The dorsal approach is indicated for oblique, spiral, comminuted, or transverse fractures of the diaphysis and metaphysis of metacarpals. It can also be used for corrective osteotomies of malunited fractures.
2. Surgical anatomy
The extensor tendons of the 3rd and 4th fingers run dorsally directly over the metacarpals. The extensor tendons of the index and little fingers converge slightly from their metacarpal axes towards the center of the wrist joint. Be aware of the intertendinous connections, which are located over the distal thirds of the metacarpals. The sensory nerve branches and longitudinal veins must be protected.
3. Skin incision
Make a straight longitudinal skin incision in the interval between adjacent metacarpal bones, not directly over the extensor tendons. The incisions can be extended proximally and distally in an oblique direction.

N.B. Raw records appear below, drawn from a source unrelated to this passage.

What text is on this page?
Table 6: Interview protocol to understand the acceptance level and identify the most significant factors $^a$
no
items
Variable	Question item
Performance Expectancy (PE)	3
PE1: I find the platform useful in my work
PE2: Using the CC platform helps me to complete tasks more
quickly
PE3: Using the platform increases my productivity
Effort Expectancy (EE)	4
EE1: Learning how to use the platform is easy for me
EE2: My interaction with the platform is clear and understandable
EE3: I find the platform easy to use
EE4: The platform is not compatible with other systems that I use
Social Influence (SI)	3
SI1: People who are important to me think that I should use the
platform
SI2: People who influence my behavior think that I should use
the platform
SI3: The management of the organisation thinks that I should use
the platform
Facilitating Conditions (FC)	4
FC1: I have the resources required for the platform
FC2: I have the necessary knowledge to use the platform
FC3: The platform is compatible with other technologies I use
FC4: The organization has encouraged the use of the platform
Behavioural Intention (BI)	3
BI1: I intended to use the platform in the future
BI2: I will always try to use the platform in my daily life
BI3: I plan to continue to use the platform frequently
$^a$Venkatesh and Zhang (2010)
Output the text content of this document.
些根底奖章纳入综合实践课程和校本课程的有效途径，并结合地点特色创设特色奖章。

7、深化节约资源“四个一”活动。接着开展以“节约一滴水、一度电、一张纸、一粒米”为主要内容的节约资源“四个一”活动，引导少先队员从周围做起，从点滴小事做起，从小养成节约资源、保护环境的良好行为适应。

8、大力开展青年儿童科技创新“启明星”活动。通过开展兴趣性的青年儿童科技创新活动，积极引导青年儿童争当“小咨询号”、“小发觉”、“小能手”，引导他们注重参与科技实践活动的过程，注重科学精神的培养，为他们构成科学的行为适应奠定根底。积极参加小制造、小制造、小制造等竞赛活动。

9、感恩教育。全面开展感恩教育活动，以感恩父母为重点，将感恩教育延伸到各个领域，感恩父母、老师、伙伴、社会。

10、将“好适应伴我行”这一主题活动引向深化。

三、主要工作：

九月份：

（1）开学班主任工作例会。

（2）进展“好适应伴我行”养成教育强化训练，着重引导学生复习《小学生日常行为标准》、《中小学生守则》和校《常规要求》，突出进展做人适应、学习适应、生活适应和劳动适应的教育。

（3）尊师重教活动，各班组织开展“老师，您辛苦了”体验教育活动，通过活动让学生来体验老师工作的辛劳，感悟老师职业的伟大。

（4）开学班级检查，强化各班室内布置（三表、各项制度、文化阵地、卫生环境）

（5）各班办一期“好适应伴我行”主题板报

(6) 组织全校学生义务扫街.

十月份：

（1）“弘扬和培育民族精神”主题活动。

Adjacent metacarpals can be approached with a single skin incision.
4. Retract extensor tendons
The extensor tendons are retracted together with the surrounding loose connective tissue. If necessary, the intertendinous connection can be divided
5. Detach interosseous muscles
Partially detach the dorsal interosseous muscles from the bone subperiosteally.
6. Pitfall: Avoid complete muscle detachment
Avoid complete muscle detachment and injury to the volar structures. Use short, blunt retractors (Langenbeck) rather than Hohmann levers.
7. Wound closure
Cover the implant with the periosteum, as far as possible; this helps to minimize contact between the extensor tendons and the implant. If an intertendinous connection has been cut, it should be repaired.